В Европе Священный союз уже выродился в «меттерниховскую систему», проявившуюся во всей своей силе после знаменитого «Вартбургского праздника» (1817) и убийства Коцебу (1819). Как в Европе, стремление основать просвещение на благочестии в целях укрепления национального духа и основ монархизма в действительности приводило к борьбе с просвещением, так было и в России, когда открылась эра «министерства затмения», как выразился консерватор Карамзин, и когда руководителем народного просвещения сделался тот, кто «с сокрушением и благочестием» слушал пророческие слова Татариновой — кн. А.Н. Голицын. Мистическая «комедия» превратилась, по словам Греча, в «трагедию». И вот почему она уже не была «смешна».

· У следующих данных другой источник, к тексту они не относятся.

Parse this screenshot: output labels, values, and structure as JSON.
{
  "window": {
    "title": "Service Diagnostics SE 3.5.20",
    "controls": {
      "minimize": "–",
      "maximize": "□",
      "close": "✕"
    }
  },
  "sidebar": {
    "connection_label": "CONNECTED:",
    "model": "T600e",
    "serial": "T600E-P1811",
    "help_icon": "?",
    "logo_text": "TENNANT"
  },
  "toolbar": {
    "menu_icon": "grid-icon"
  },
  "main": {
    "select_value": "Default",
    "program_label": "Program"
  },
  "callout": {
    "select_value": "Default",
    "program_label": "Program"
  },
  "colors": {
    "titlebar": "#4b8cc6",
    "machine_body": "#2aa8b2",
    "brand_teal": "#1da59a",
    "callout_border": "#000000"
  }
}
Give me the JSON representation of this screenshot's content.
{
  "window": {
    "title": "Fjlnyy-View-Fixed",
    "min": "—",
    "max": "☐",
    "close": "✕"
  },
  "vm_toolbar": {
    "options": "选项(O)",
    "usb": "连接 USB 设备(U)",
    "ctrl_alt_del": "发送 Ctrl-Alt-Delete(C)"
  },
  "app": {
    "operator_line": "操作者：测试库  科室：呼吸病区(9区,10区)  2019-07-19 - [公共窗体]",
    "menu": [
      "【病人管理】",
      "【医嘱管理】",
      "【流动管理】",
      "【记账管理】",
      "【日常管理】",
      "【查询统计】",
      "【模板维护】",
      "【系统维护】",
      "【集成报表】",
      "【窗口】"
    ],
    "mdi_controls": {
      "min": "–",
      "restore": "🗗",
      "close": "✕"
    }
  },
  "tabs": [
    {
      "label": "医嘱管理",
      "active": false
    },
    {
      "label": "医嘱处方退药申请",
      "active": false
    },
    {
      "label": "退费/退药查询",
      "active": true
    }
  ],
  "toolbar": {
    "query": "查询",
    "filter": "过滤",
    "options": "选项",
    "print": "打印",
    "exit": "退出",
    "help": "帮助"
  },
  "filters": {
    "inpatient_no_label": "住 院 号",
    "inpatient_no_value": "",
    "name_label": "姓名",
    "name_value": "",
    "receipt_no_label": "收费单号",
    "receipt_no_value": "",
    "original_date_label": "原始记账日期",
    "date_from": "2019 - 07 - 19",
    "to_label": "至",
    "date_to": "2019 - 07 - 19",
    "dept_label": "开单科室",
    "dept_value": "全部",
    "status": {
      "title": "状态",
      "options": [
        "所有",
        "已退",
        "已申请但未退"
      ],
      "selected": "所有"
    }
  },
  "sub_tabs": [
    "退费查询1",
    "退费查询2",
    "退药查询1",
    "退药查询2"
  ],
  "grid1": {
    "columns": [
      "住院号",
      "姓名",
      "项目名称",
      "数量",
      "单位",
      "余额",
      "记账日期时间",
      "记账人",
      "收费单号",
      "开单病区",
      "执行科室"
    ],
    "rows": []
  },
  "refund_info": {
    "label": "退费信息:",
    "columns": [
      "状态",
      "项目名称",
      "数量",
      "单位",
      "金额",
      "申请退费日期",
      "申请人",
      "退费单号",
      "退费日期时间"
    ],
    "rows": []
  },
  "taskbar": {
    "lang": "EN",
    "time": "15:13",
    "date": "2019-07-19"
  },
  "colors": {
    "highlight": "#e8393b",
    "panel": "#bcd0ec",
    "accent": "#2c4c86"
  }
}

Когда Карамзин прочитал манифест 24 октября 1817 г. о преобразовании министерства народного просвещения в министерство духовных дел и народного просвещения, то тогда же в письме к Димитриеву он отметил, что попытка «мирское просвещение сделать христианским» лишь умножит «число лицемеров». Он был пророком. Лицемерие и обскурантизм свили себе особенно прочное гнездо в главном правлении училища, которое состояло из главарей библейского общества, крайних мистиков и пиэтистов, враждебных, как мы видели, в сущности, всякой науке [177] .
177
Ближайшим помощником Голицына явился т. с. Попов — один из наиболее рьяных, как мы видели, членов татариновского кружка; другим был А.И. Тургенев.

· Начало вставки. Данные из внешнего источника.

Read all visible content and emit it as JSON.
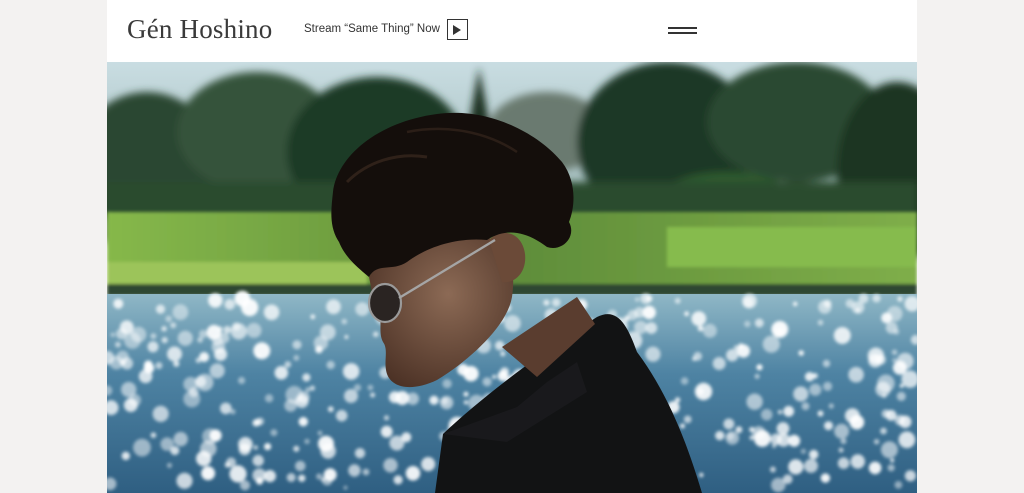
{
  "header": {
    "logo": "Gén Hoshino",
    "stream_text": "Stream “Same Thing” Now",
    "play_icon": "play-icon",
    "menu_icon": "hamburger-menu-icon"
  },
  "hero": {
    "description_icon": "hero-photo",
    "colors": {
      "sky": "#b7cfd6",
      "trees": "#24402a",
      "grass": "#7fb14a",
      "water": "#3d6f93",
      "sparkle": "#ffffff",
      "hair": "#140f0c",
      "skin": "#7a5a48",
      "jacket": "#111213"
    }
  }
}
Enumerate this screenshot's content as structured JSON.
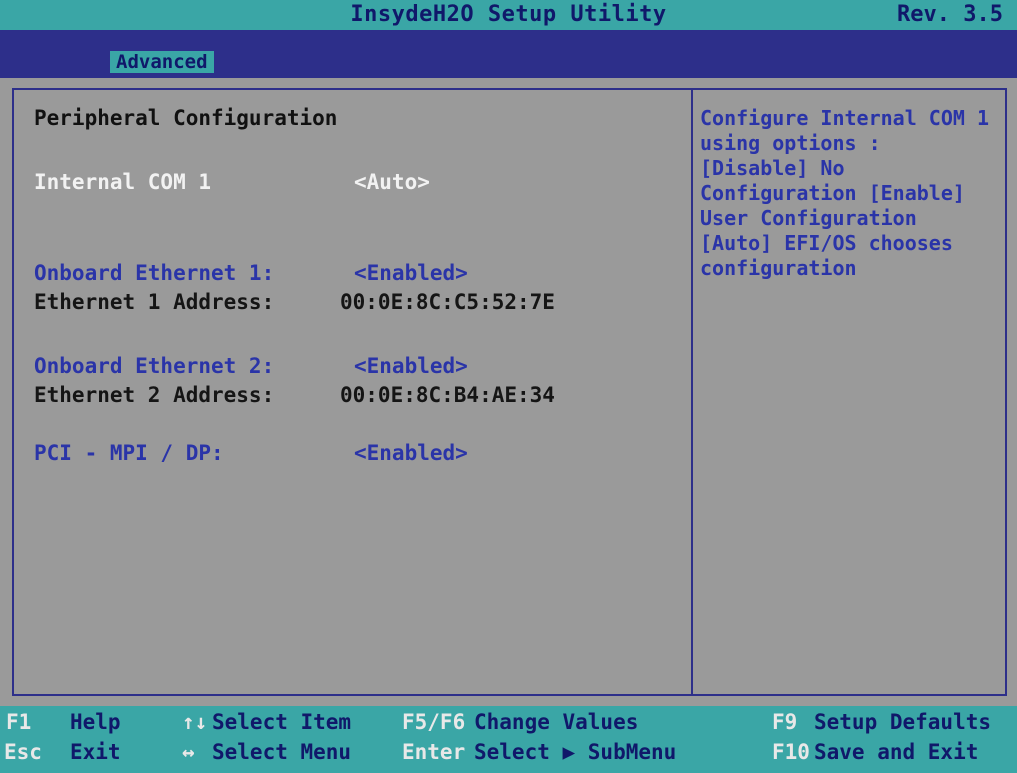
{
  "header": {
    "title": "InsydeH2O Setup Utility",
    "revision": "Rev. 3.5"
  },
  "menu": {
    "active_tab": "Advanced"
  },
  "main": {
    "section_title": "Peripheral Configuration",
    "settings": [
      {
        "label": "Internal COM 1",
        "value": "<Auto>",
        "state": "selected"
      },
      {
        "label": "Onboard Ethernet 1:",
        "value": "<Enabled>",
        "state": "editable"
      },
      {
        "label": "Ethernet 1 Address:",
        "value": "00:0E:8C:C5:52:7E",
        "state": "readonly"
      },
      {
        "label": "Onboard Ethernet 2:",
        "value": "<Enabled>",
        "state": "editable"
      },
      {
        "label": "Ethernet 2 Address:",
        "value": "00:0E:8C:B4:AE:34",
        "state": "readonly"
      },
      {
        "label": "PCI - MPI / DP:",
        "value": "<Enabled>",
        "state": "editable"
      }
    ]
  },
  "help": {
    "lines": [
      "Configure Internal COM 1",
      "using options :",
      "[Disable] No",
      "Configuration [Enable]",
      "User Configuration",
      "[Auto] EFI/OS chooses",
      "configuration"
    ]
  },
  "footer": {
    "items": [
      {
        "key": "F1",
        "action": "Help"
      },
      {
        "key": "↑↓",
        "action": "Select Item"
      },
      {
        "key": "F5/F6",
        "action": "Change Values"
      },
      {
        "key": "F9",
        "action": "Setup Defaults"
      },
      {
        "key": "Esc",
        "action": "Exit"
      },
      {
        "key": "↔",
        "action": "Select Menu"
      },
      {
        "key": "Enter",
        "action": "Select ▶ SubMenu"
      },
      {
        "key": "F10",
        "action": "Save and Exit"
      }
    ]
  },
  "colors": {
    "background": "#9a9a9a",
    "bar_teal": "#3aa6a6",
    "frame_navy": "#2d2f8a",
    "text_blue": "#2a34a8",
    "text_selected": "#f2f2f2"
  }
}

Уже в инструкции, данной главным правлением 5 августа 1818 г. ученому комитету [178] , основанной на крайне реакционной «Записке о современном положении Германии» члена правления камер-юнкера Стурдзы, в сущности определенно объявлялся поход против науки. Инструкция говорила, напр., о том, что надо в книгах естественных устранять «все пустые и бесплодные предположения о происхождении и изменении земного шара». В медицинские науки «не должно быть внесено ничего такого, что унижает духовную природу человека, его внутреннюю свободу и божественное предопределение». Ясно, что при таких условиях медицинские науки недалеко могли уйти от теософической химии Лабзина.
178
Это учреждение возникло в то время для рассмотрения книг, с целью водворения в обществе «постоянного и спасительного согласия между верою, ведением и властью».

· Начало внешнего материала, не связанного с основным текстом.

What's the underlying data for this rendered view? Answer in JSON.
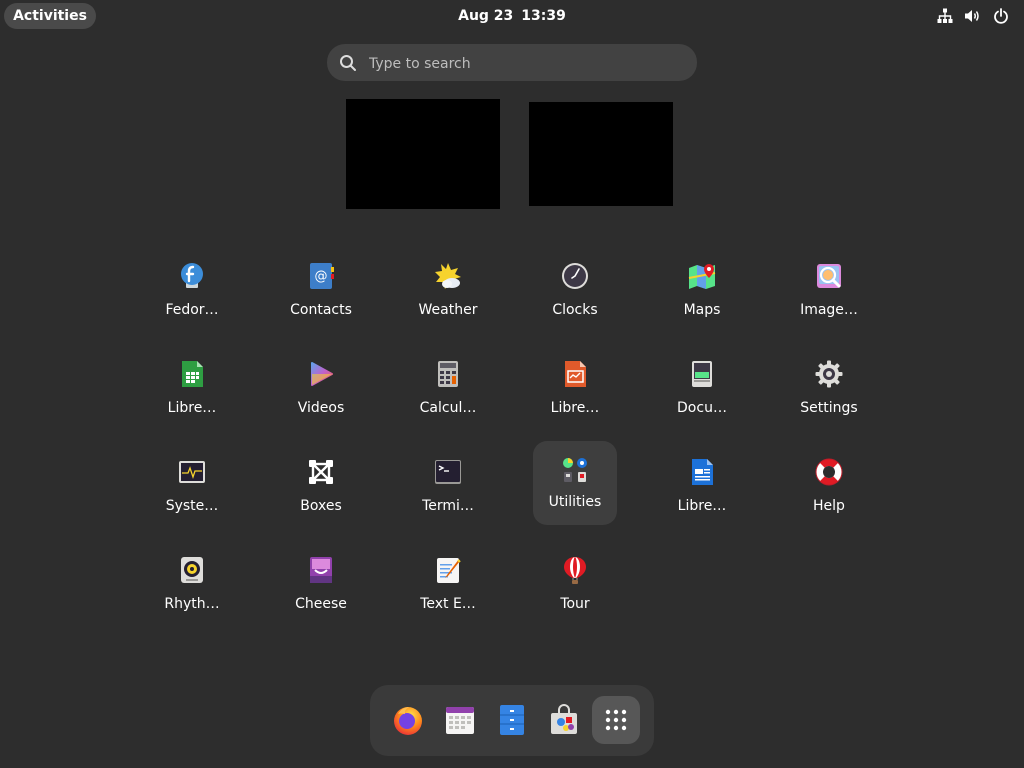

Напор мистики и реакции сказался прежде всего на рассадниках высшего просвещения—университетах, которые издавна были поставлены мистиками под подозрение. Еще Невзоров в 1790 г. при путешествии в Германии называл знаменитый Геттингенский университет «первейшим орудием, рассадником и распространителем всякого разврата и безбожия». Новые мистики, дававшие в своем обскурантизме много очков вперед Невзорову, с самого начала принялись за реформирование университетов. В 1816 г. в Харькове происходит уже торжественное сожжение сочинений проф. Шада, после чего автор высылается «за границу» за приверженность к Шеллингу, который своими сочинениями «дерзко» подрывал «основы св. писания». Затем в этот молодой университет попечителем назначается мистик, товарищ президента петербургского библейского общества З.Я. Карнеев, человек, хотя и бывший учеником самого Сен-Мартена и главою ложи «теоретического градуса», но тем не менее уверенный, что молния падает в виде треугольника в ознаменование троичности Божества. Легко себе представить, в каком духе должно было ид ти с тех пор научное преподавание в Харьковском университете.